La voz suave de "El Caganero" Alger pronto se calmó, pero en los oídos de todos seguía resonando, recordándoles una verdad:
Aunque el Señor "El Cúmulo", generalmente amable y con pocas palabras, siempre estaba dispuesto a ayudarlos, era en realidad un ser divino que no debían intentar observar. Era un Dios elevado sobre la realidad, inexpresible e imposible de ver!
En el corazón del miembro de la Asociación de Tarot "Justicia", Audrey O'Day, y otros miembros como "La Luna" Emlyn, esta nueva versión del discurso de "El Caganero" se había convertido en una obviedad. No podían olvidar que la frase original era "No puedes mirar directamente a un Dios". Sin embargo, dada su frecuente interacción con el Señor "El Cúmulo", parecía que no les importaba demasiado.
En efecto, no había habido una mirada directa gracias al denso neblina gris. El Señor "El Cúmulo" nos está cuidando… Audrey O'Day exhaló lentamente.
Pero en el corazón del Señor "El Cúmulo", Klein pensaba:
"¡'El Caganero' coopera muy bien!
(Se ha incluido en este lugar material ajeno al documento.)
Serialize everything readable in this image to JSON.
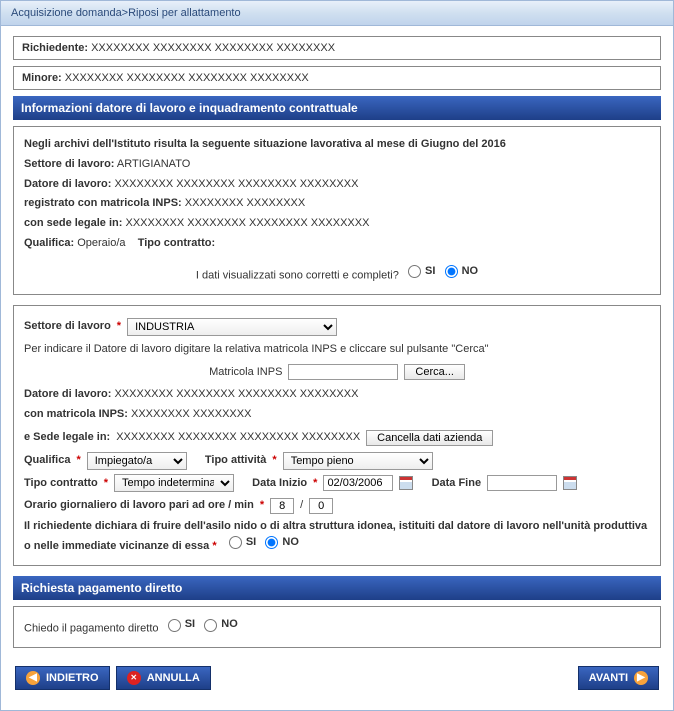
{
  "titlebar": "Acquisizione domanda>Riposi per allattamento",
  "richiedente": {
    "label": "Richiedente:",
    "value": "XXXXXXXX   XXXXXXXX  XXXXXXXX   XXXXXXXX"
  },
  "minore": {
    "label": "Minore:",
    "value": "XXXXXXXX   XXXXXXXX  XXXXXXXX   XXXXXXXX"
  },
  "section1_title": "Informazioni datore di lavoro e inquadramento contrattuale",
  "archivio": {
    "intro": "Negli archivi dell'Istituto risulta la seguente situazione lavorativa al mese di Giugno del 2016",
    "settore_label": "Settore di lavoro:",
    "settore_value": "ARTIGIANATO",
    "datore_label": "Datore di lavoro:",
    "datore_value": "XXXXXXXX   XXXXXXXX  XXXXXXXX   XXXXXXXX",
    "registrato_label": "registrato con matricola INPS:",
    "registrato_value": "XXXXXXXX   XXXXXXXX",
    "sede_label": "con sede legale in:",
    "sede_value": "XXXXXXXX   XXXXXXXX  XXXXXXXX   XXXXXXXX",
    "qualifica_label": "Qualifica:",
    "qualifica_value": "Operaio/a",
    "tipocontratto_label": "Tipo contratto:",
    "confirm_question": "I dati visualizzati sono corretti e completi?",
    "si": "SI",
    "no": "NO"
  },
  "form": {
    "settore_label": "Settore di lavoro",
    "settore_value": "INDUSTRIA",
    "helper": "Per indicare il Datore di lavoro digitare la relativa matricola INPS e cliccare sul pulsante \"Cerca\"",
    "matricola_label": "Matricola INPS",
    "cerca_btn": "Cerca...",
    "datore_label": "Datore di lavoro:",
    "datore_value": "XXXXXXXX   XXXXXXXX  XXXXXXXX   XXXXXXXX",
    "conmatricola_label": "con matricola INPS:",
    "conmatricola_value": "XXXXXXXX   XXXXXXXX",
    "sede_label": "e Sede legale in:",
    "sede_value": "XXXXXXXX   XXXXXXXX  XXXXXXXX   XXXXXXXX",
    "cancella_btn": "Cancella dati azienda",
    "qualifica_label": "Qualifica",
    "qualifica_value": "Impiegato/a",
    "tipoattivita_label": "Tipo attività",
    "tipoattivita_value": "Tempo pieno",
    "tipocontratto_label": "Tipo contratto",
    "tipocontratto_value": "Tempo indeterminato",
    "datainizio_label": "Data Inizio",
    "datainizio_value": "02/03/2006",
    "datafine_label": "Data Fine",
    "datafine_value": "",
    "orario_label": "Orario giornaliero di lavoro pari ad ore / min",
    "orario_ore": "8",
    "orario_sep": "/",
    "orario_min": "0",
    "asilo_text": "Il richiedente dichiara di fruire dell'asilo nido o di altra struttura idonea, istituiti dal datore di lavoro nell'unità produttiva o nelle immediate vicinanze di essa",
    "si": "SI",
    "no": "NO"
  },
  "section2_title": "Richiesta pagamento diretto",
  "pagamento": {
    "label": "Chiedo il pagamento diretto",
    "si": "SI",
    "no": "NO"
  },
  "buttons": {
    "indietro": "INDIETRO",
    "annulla": "ANNULLA",
    "avanti": "AVANTI"
  }
}
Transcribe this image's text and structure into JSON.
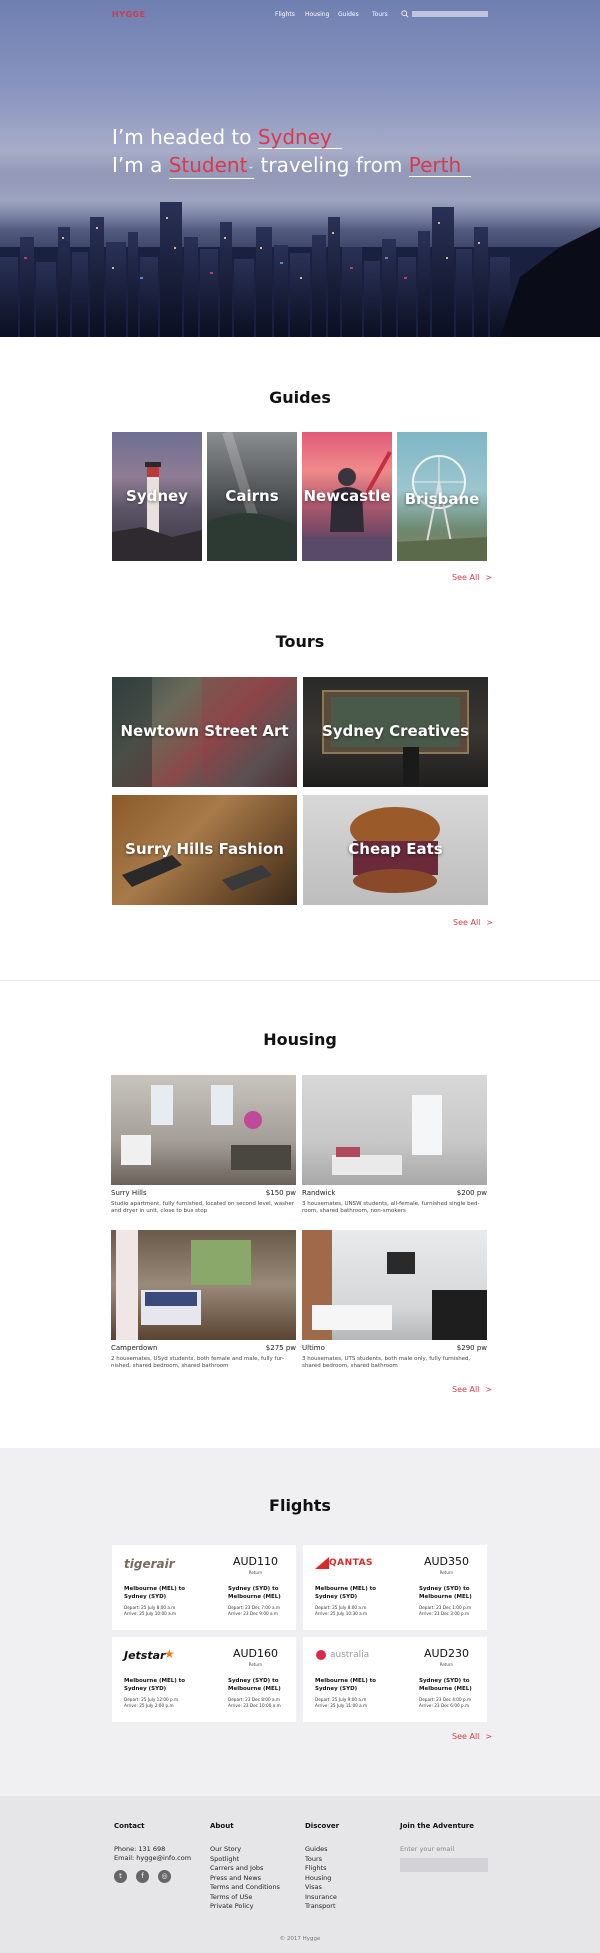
{
  "nav": {
    "logo": "HYGGE",
    "links": [
      "Flights",
      "Housing",
      "Guides",
      "Tours"
    ]
  },
  "hero": {
    "line1_prefix": "I’m headed to",
    "destination": "Sydney",
    "line2_prefix": "I’m a",
    "role": "Student",
    "line2_middle": "traveling from",
    "origin": "Perth"
  },
  "guides": {
    "title": "Guides",
    "cards": [
      "Sydney",
      "Cairns",
      "Newcastle",
      "Brisbane"
    ],
    "see_all": "See All",
    "see_all_chev": ">"
  },
  "tours": {
    "title": "Tours",
    "cards": [
      "Newtown Street Art",
      "Sydney Creatives",
      "Surry Hills Fashion",
      "Cheap Eats"
    ],
    "see_all": "See All",
    "see_all_chev": ">"
  },
  "housing": {
    "title": "Housing",
    "listings": [
      {
        "suburb": "Surry Hills",
        "price": "$150 pw",
        "desc": "Studio apartment, fully furnished, located on second level, washer and dryer in unit, close to bus stop"
      },
      {
        "suburb": "Randwick",
        "price": "$200 pw",
        "desc": "3 housemates, UNSW students, all-female, furnished single bed-room, shared bathroom, non-smokers"
      },
      {
        "suburb": "Camperdown",
        "price": "$275 pw",
        "desc": "2 housemates, USyd students, both female and male, fully fur-nished, shared bedroom, shared bathroom"
      },
      {
        "suburb": "Ultimo",
        "price": "$290 pw",
        "desc": "3 housemates, UTS students, both male only, fully furnished, shared bedroom, shared bathroom"
      }
    ],
    "see_all": "See All",
    "see_all_chev": ">"
  },
  "flights": {
    "title": "Flights",
    "cards": [
      {
        "airline": "tigerair",
        "price": "AUD110",
        "type": "Return",
        "out_route": "Melbourne (MEL) to Sydney (SYD)",
        "out_depart": "Depart: 25 July 8:00 a.m",
        "out_arrive": "Arrive: 25 July 10:00 a.m",
        "ret_route": "Sydney (SYD) to Melbourne (MEL)",
        "ret_depart": "Depart: 23 Dec 7:00 a.m",
        "ret_arrive": "Arrive: 23 Dec 9:00 a.m"
      },
      {
        "airline": "QANTAS",
        "price": "AUD350",
        "type": "Return",
        "out_route": "Melbourne (MEL) to Sydney (SYD)",
        "out_depart": "Depart: 25 July 8:00 a.m",
        "out_arrive": "Arrive: 25 July 10:30 a.m",
        "ret_route": "Sydney (SYD) to Melbourne (MEL)",
        "ret_depart": "Depart: 23 Dec 1:00 p.m",
        "ret_arrive": "Arrive: 23 Dec 3:00 p.m"
      },
      {
        "airline": "Jetstar",
        "price": "AUD160",
        "type": "Return",
        "out_route": "Melbourne (MEL) to Sydney (SYD)",
        "out_depart": "Depart: 25 July 12:00 p.m",
        "out_arrive": "Arrive: 25 July 2:00 p.m",
        "ret_route": "Sydney (SYD) to Melbourne (MEL)",
        "ret_depart": "Depart: 23 Dec 8:00 a.m",
        "ret_arrive": "Arrive: 23 Dec 10:00 a.m"
      },
      {
        "airline": "australia",
        "price": "AUD230",
        "type": "Return",
        "out_route": "Melbourne (MEL) to Sydney (SYD)",
        "out_depart": "Depart: 25 July 9:00 a.m",
        "out_arrive": "Arrive: 25 July 11:00 a.m",
        "ret_route": "Sydney (SYD) to Melbourne (MEL)",
        "ret_depart": "Depart: 23 Dec 4:00 p.m",
        "ret_arrive": "Arrive: 23 Dec 6:00 p.m"
      }
    ],
    "see_all": "See All",
    "see_all_chev": ">"
  },
  "footer": {
    "contact": {
      "title": "Contact",
      "phone": "Phone: 131 698",
      "email": "Email: hygge@info.com"
    },
    "about": {
      "title": "About",
      "links": [
        "Our Story",
        "Spotlight",
        "Carrers and Jobs",
        "Press and News",
        "Terms and Conditions",
        "Terms of USe",
        "Private Policy"
      ]
    },
    "discover": {
      "title": "Discover",
      "links": [
        "Guides",
        "Tours",
        "Flights",
        "Housing",
        "Visas",
        "Insurance",
        "Transport"
      ]
    },
    "join": {
      "title": "Join the Adventure",
      "placeholder": "Enter your email"
    },
    "copyright": "© 2017 Hygge"
  }
}
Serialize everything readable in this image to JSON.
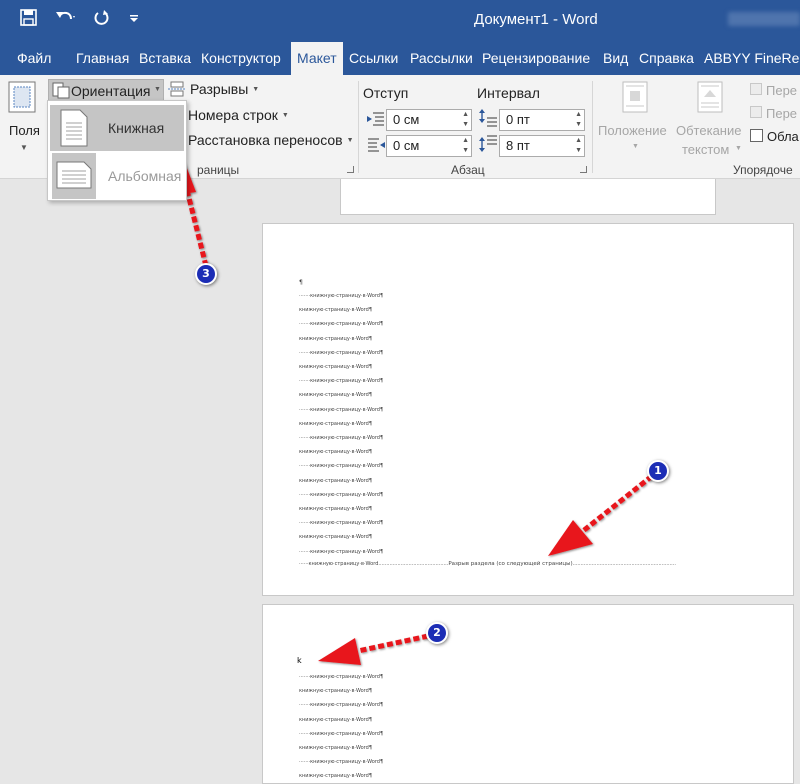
{
  "window": {
    "title": "Документ1  -  Word"
  },
  "quick_access": {
    "save_icon": "save-icon",
    "undo_icon": "undo-icon",
    "redo_icon": "redo-icon",
    "customize_icon": "chevron-down-icon"
  },
  "tabs": [
    "Файл",
    "Главная",
    "Вставка",
    "Конструктор",
    "Макет",
    "Ссылки",
    "Рассылки",
    "Рецензирование",
    "Вид",
    "Справка",
    "ABBYY FineReader"
  ],
  "active_tab": "Макет",
  "ribbon": {
    "margins_label": "Поля",
    "orientation_label": "Ориентация",
    "breaks_label": "Разрывы",
    "line_numbers_label": "Номера строк",
    "hyphenation_label": "Расстановка переносов",
    "page_setup_group": "раницы",
    "indent_label": "Отступ",
    "spacing_label": "Интервал",
    "indent_left": "0 см",
    "indent_right": "0 см",
    "spacing_before": "0 пт",
    "spacing_after": "8 пт",
    "paragraph_group": "Абзац",
    "position_label": "Положение",
    "wrap_label_1": "Обтекание",
    "wrap_label_2": "текстом",
    "forward_label": "Пере",
    "backward_label": "Пере",
    "area_label": "Обла",
    "arrange_group": "Упорядоче"
  },
  "orientation_menu": {
    "portrait": "Книжная",
    "landscape": "Альбомная"
  },
  "document": {
    "empty_para": "¶",
    "line_text": "книжную·страницу·в·Word¶",
    "section_break_text": "Разрыв раздела (со следующей страницы)",
    "cursor_char": "k"
  },
  "badges": [
    "1",
    "2",
    "3"
  ],
  "colors": {
    "word_blue": "#2b579a",
    "arrow_red": "#e8141c",
    "badge_blue": "#1c2db5"
  }
}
Preparé manipular al 'Mundo', decir algo similar, y completar el último paso de golpear…"
Inicialmente pensó que si el muñeco 'Mundo' dijera "No puedes engañar a un Dios" o "No puedes observar a un Dios", sería muy incómodo. Si la gente supiera que el presunto 'Mundo' era en realidad 'El Cúmulo', se avergonzaría de verse. Pero luego reflexionó y vio que el 'Mundo' había hecho cosas similares antes, no era nada nuevo, y además, ¿quién se importaba si nadie lo sabía?
Sin la presión psicológica, Klein estaba listo para actuar según lo planeado, pero la realidad resultó ser mejor. Parecía que "El Caganero" había sido impactado por golpear al "Esquivo", y se auto-reproducía diciendo "No puedes observar a un Dios". El efecto general era más natural e impresionante!
Sí… La señora "Esquivo" reveló la información de la Asociación de Tarot, el Señor "El Cúmulo" solo hizo una señal sutil para advertirla. Y sus posteriores desventuras se debieron a su intromisión en lo divino, no era algo planeado por el Señor "El Cúmulo"…
Ese es el resultado que más me gusta obtener, ya que ayuda a proteger la imagen del Señor "El Cúmulo". Los Dioses no se importan de discutir con los mortales, eso sería demasiado descalificado… Sin embargo, la actitud de la señora "Esquivo" fue demasiado arriesgada. Hasta hoy descubrí que ha estado observando al Señor "El Cúmulo" más de una vez sin malicia, pero aún merece un castigo. Eso me hizo suponer que ella pensaba que yo había dado mi consentimiento a su vigilancia, lo que la llevó a formar esta costumbre… Y colisioné con el palo tal como predije…
Además, al no tener certeza sobre las intenciones del Señor "El Cúmulo", darse la tarea de dar pistas públicas era audaz. Eso demuestra que aún le queda mucho por aprender. La lección de hoy debería durarle para siempre…
Al pensar en su estado en los sueños, todo parecía normal… Los padres deben enseñar a sus hijos!
Jaja, ¡hoy incluso castigamos al Señor "El Caganero"! ¿Y a otros miembros? Klein rió silenciosamente, mirando alrededor y dijo con voz serena:
"Bien."
Al escuchar estas palabras, la espectral señora "Esquivo", Gaudriella, se relajó inmediatamente. Sentía una fatiga intensa y un agradecimiento profundo subir en ella, deseando tumbarse en una silla cómoda para descansar.
La primera advertencia, pero la segunda…
Gaudriella suspiró internamente mientras se recostaba, mirando hacia el extremo superior de la larga mesa de bronce. Solo podía fijar su vista en los bordes y las manillas del respaldo, disipando gran parte del color violeta de sus ojos.